Hallucination

A hallucination is output generated by an LLM that is fluent and plausible-sounding but factually incorrect or fabricated - not supported by the provided context or other verified sources.

Details

Hallucinations arise because language models produce text based on statistical patterns rather than verified knowledge, allowing them to generate confident statements with no basis in fact. Common contributing factors include ambiguous prompts, insufficient context, queries outside the model's training distribution, and questions beyond the model's knowledge cutoff. Grounding - anchoring model outputs in verifiable sources - is a primary mitigation.

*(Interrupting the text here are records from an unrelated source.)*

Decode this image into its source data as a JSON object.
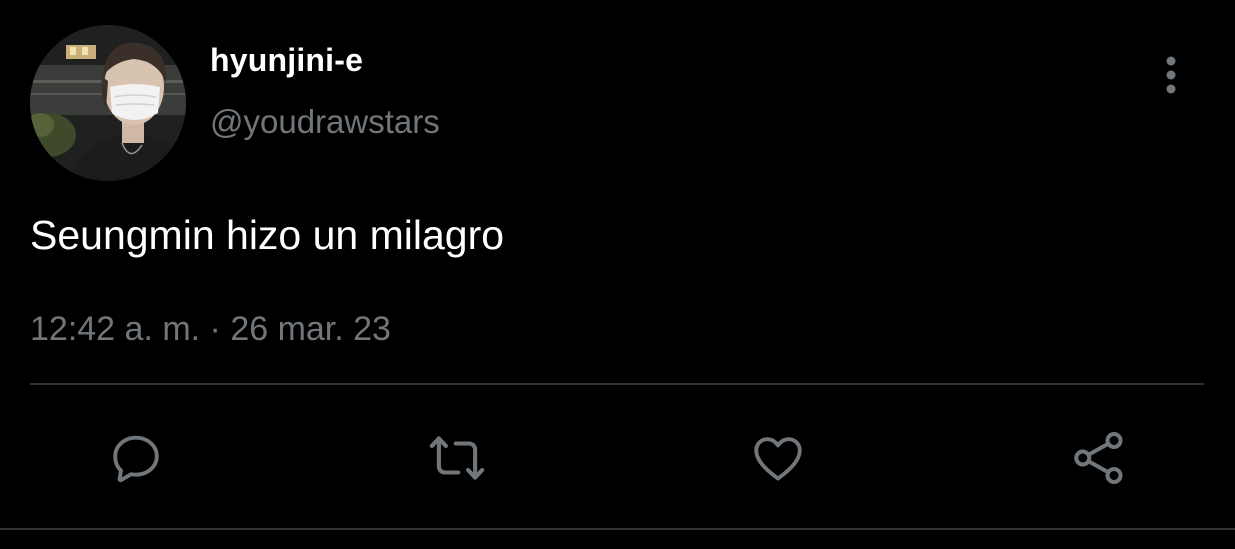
{
  "tweet": {
    "display_name": "hyunjini-e",
    "handle": "@youdrawstars",
    "text": "Seungmin hizo un milagro",
    "timestamp": "12:42 a. m. · 26 mar. 23"
  },
  "icons": {
    "more": "more-vertical-icon",
    "reply": "reply-icon",
    "retweet": "retweet-icon",
    "like": "heart-icon",
    "share": "share-icon"
  },
  "colors": {
    "background": "#000000",
    "primary_text": "#ffffff",
    "secondary_text": "#71767b",
    "divider": "#2f3336",
    "icon": "#71767b"
  }
}
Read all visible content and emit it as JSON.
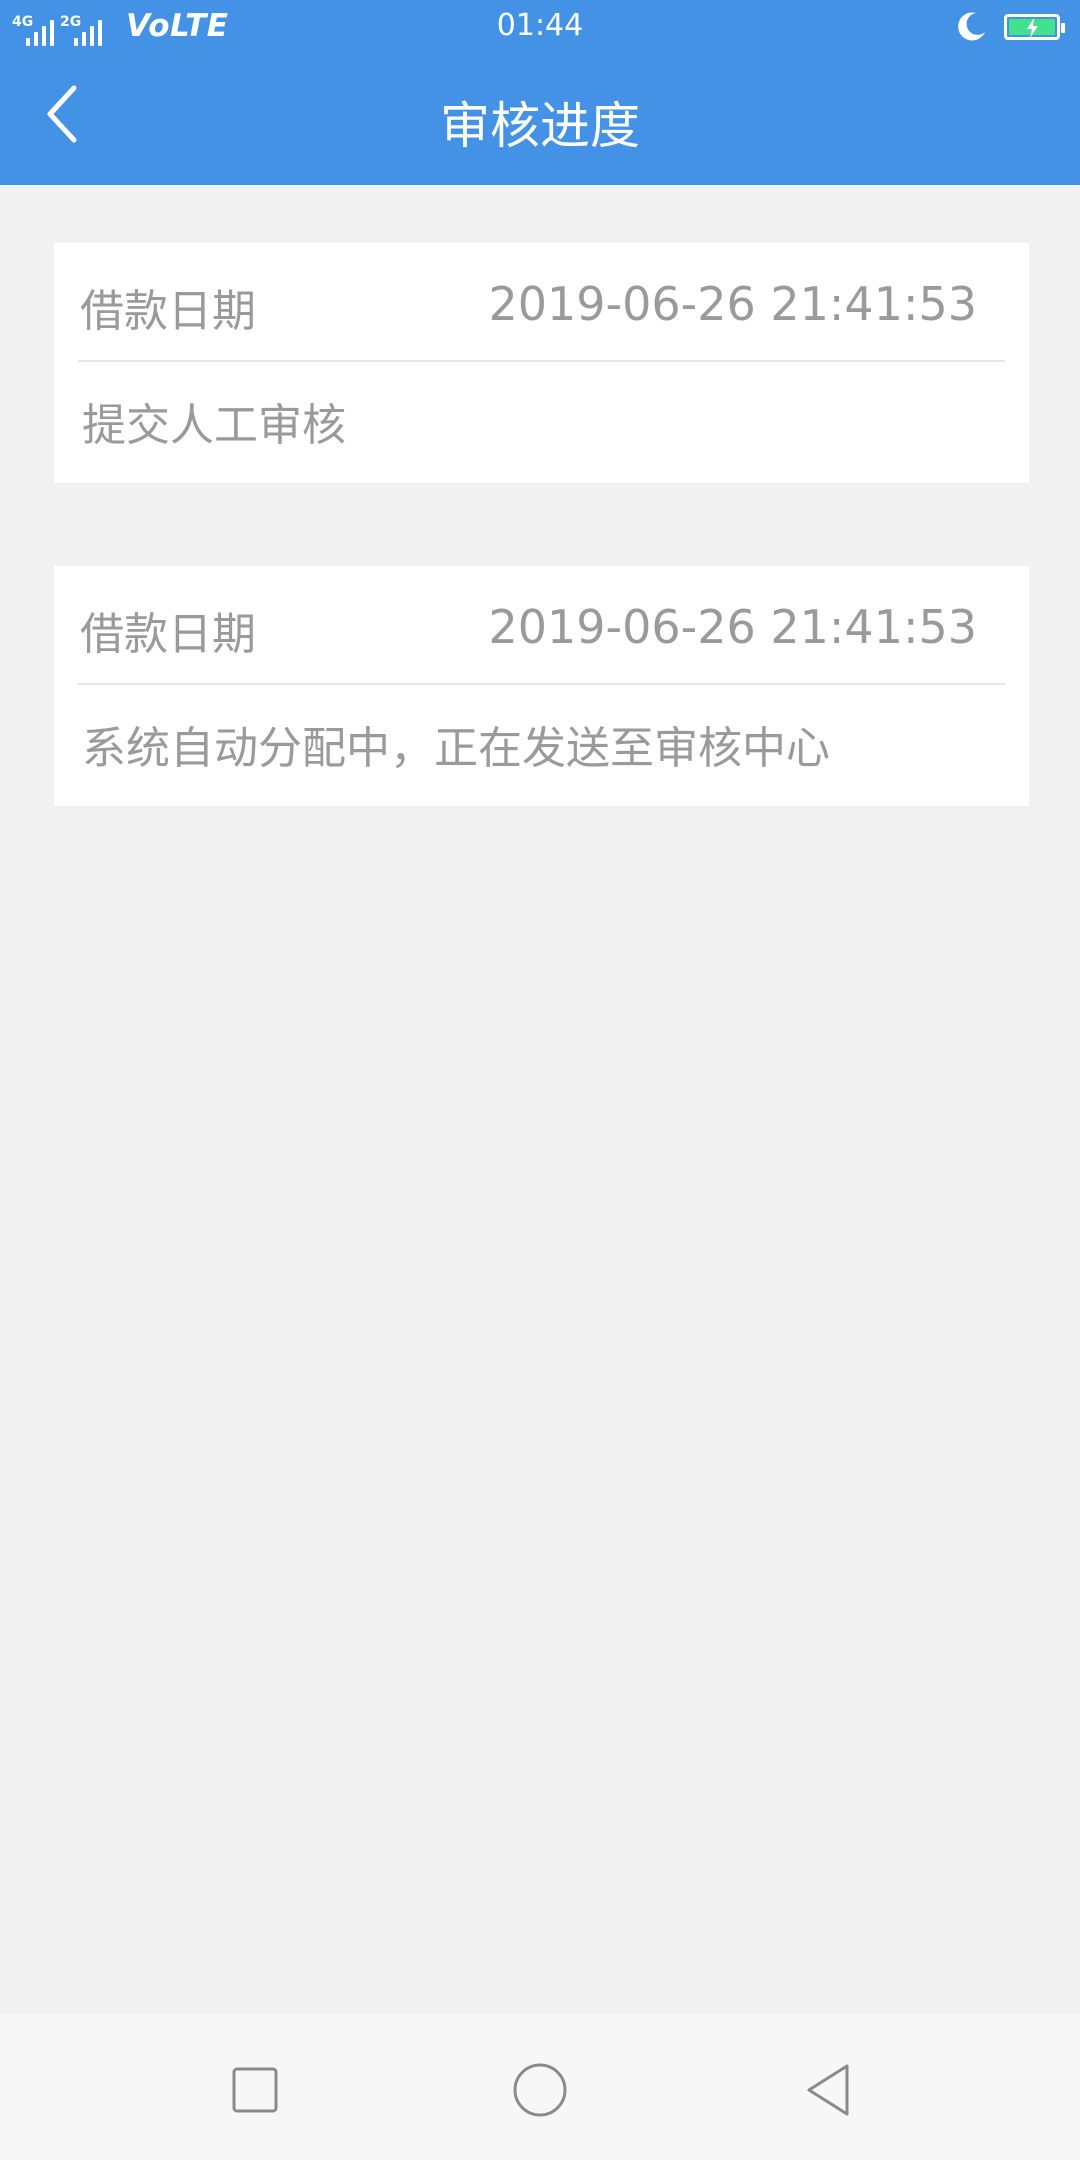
{
  "status_bar": {
    "network_1": "4G",
    "network_2": "2G",
    "volte": "VoLTE",
    "time": "01:44",
    "icons": [
      "signal-icon",
      "moon-icon",
      "battery-icon"
    ]
  },
  "app_bar": {
    "title": "审核进度",
    "back_icon": "chevron-left-icon"
  },
  "records": [
    {
      "label": "借款日期",
      "datetime": "2019-06-26 21:41:53",
      "status": "提交人工审核"
    },
    {
      "label": "借款日期",
      "datetime": "2019-06-26 21:41:53",
      "status": "系统自动分配中，正在发送至审核中心"
    }
  ],
  "nav_bar": {
    "icons": [
      "recent-apps-icon",
      "home-icon",
      "back-triangle-icon"
    ]
  },
  "colors": {
    "header_bg": "#4492e6",
    "page_bg": "#f1f1f1",
    "card_bg": "#ffffff",
    "text_gray": "#9a9a9a",
    "battery_fill": "#41e28b"
  }
}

In agent systems, hallucinations are particularly risky because they can propagate through multi-step workflows. A hallucinated fact can feed into tool calls (e.g., querying a database with a fabricated identifier), and the resulting errors can reinforce the original falsehood. In multi-agent systems, one agent's hallucinated output may be accepted as fact by downstream agents, compounding the error. Attackers can deliberately trigger hallucinations as an attack vector (see hallucination exploitation).

Examples

  • A model invents a plausible-looking but nonexistent citation (author, title, journal).
  • An agent hallucinates a package name, installs it via a tool call, and a typosquatted malicious package gets executed (see supply chain attack).
  • One agent in a pipeline produces a fabricated statistic that downstream agents incorporate into reports without verification.